Nitekim Allah Teala c.c. şöyle buyurur:
“Yeryüzündekilerin
çoğuna uyarsan onlar seni Allah yolundan saptırırlar.” (En’âm, 6/16.)
“Yoksa onların
çoğunu söz dinler ve akıllanır mı sanıyorsun? Onlar ancak davarlar
gibidir. Belki yol bakımından onlardan daha da sapıktırlar.” (Furkân,
25/44-46.)
(Çünkü davarlar, ‘akıl’ sahibi olmadıkları için
mazurdur.
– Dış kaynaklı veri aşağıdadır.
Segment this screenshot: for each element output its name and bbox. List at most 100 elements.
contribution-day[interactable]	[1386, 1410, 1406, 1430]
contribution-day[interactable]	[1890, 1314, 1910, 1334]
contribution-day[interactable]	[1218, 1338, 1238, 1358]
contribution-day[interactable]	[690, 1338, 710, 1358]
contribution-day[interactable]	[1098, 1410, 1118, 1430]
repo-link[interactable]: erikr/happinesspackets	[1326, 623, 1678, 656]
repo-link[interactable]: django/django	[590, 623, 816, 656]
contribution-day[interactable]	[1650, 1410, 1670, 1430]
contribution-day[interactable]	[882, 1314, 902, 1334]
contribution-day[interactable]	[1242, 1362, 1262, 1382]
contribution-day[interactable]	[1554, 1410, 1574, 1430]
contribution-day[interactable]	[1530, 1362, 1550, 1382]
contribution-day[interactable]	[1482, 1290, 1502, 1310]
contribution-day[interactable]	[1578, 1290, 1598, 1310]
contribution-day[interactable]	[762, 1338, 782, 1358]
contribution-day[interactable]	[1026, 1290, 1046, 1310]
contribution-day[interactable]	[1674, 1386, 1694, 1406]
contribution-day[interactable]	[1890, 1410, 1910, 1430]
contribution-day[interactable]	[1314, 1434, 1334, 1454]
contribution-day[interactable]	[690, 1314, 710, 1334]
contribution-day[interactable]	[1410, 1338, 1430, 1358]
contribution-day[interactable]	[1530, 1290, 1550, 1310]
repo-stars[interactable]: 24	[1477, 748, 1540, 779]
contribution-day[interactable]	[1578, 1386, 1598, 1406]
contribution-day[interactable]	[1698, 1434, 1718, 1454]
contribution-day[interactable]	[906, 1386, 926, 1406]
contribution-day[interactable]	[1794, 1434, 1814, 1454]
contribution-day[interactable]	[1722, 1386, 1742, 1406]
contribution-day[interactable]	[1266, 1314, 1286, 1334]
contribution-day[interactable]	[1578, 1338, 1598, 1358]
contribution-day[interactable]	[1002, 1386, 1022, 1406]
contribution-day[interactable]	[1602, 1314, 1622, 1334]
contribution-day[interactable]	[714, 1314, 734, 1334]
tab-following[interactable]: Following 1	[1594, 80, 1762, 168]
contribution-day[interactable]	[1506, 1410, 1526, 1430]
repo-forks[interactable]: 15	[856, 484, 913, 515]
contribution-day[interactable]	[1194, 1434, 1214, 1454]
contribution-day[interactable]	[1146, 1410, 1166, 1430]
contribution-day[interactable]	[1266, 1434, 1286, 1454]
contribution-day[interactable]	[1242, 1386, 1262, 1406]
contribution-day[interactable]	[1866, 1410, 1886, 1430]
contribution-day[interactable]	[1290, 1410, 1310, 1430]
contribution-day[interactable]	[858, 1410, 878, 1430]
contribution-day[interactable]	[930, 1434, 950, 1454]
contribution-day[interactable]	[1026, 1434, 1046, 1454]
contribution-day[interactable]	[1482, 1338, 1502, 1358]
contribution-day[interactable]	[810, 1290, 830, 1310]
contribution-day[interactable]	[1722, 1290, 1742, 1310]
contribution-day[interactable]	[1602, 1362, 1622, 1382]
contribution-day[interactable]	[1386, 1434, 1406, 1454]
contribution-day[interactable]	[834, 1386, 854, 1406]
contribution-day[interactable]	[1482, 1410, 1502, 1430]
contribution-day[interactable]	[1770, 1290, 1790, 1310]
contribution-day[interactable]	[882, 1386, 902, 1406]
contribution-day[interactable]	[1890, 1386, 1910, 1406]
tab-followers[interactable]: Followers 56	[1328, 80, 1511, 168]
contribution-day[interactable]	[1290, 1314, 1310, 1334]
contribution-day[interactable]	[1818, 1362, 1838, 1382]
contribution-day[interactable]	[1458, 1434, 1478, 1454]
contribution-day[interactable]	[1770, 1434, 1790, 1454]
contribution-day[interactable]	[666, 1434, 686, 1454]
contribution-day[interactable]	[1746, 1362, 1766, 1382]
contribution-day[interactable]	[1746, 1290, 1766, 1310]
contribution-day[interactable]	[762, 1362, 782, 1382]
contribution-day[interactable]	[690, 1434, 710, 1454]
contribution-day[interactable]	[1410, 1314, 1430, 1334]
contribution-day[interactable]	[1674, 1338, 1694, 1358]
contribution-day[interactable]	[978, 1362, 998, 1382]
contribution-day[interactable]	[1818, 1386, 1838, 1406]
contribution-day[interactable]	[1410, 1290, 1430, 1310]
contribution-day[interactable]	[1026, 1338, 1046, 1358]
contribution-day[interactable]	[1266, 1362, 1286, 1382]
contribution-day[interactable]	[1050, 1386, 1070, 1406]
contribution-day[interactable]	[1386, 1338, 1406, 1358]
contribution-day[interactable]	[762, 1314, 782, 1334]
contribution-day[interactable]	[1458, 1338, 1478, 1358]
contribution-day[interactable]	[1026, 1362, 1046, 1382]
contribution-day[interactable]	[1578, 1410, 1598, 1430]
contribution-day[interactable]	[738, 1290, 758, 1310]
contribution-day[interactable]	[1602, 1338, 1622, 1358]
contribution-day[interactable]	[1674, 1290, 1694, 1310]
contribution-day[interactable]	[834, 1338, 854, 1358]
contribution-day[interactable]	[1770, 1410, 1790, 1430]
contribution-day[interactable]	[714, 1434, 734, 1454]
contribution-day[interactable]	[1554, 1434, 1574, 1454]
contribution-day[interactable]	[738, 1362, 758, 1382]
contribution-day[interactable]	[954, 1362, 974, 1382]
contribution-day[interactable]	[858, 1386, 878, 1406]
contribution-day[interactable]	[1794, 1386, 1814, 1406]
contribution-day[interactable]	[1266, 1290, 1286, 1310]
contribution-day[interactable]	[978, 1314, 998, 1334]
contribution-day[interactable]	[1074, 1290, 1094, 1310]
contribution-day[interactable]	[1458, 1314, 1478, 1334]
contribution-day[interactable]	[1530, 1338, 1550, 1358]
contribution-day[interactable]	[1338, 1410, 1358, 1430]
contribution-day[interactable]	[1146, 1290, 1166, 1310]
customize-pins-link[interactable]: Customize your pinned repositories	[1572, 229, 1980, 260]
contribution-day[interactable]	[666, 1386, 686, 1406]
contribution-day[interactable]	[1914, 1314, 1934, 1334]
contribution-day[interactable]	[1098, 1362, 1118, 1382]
Buna karşılık, kendisine akıl bahşedilmiş olan insan, o aklı
bahşedeni bırakıp da sürü psikolojisiyle başka canlı ve
nesnelere itaat arz etmekle davardan daha aşağı duruma düşmektedir.)
*
İnsanlar arasında, yönetime katılma ve kural koyma bakımından
(azlık ya da çokluk olmalarına bakılmaksızın) eşitlik vardır, üstün
olan ancak Allahu Teala’dır ve bütün insanlar Allah’ın hükümleri
karşısında eşittir.
Demokrasi dedikleri palavra ise “Herkes eşittir, fakat
çoğunlukta olanlar daha eşittir” bile demiyor, “Sadece çoğunlukta
olanlar eşittir” diyor.
Azınlıkta kalanları (yeterli oy alamayanları) yok sayıyor.
Ve onlara, "Sesinizi kesin, çoğunlukta olanların kararlarına,
yanlış ve haksız bile olsa uyun" diyor.
*
Demokrasi terazisinde ağır basanların meşruiyet noktasından
referansları, (kendi bireysel ve grupsal çıkarlarını, heva ve heveslerini bir
yana bırakarak, bu noktada kendilerini azınlıkta kalanlarla eşit görerek)
Hakk'a itaat ve hakkı savunma misyonuyla hareket etmeleri oluşturmuyor,
meşruiyet ölçütleri kendilerinin çoğunlukta olmalarından ibaret.
Yani iddialarını aynı zamanda delil gibi gösteriyor ve
ispat yükümlülüğünden kurtuluyorlar..
Bir başka ifadeyle, davacı olarak boy gösterdikleri davanın,
tanıklığına itiraz edilemeyen şahidi, hatta hakimi/yargıcı durumundalar.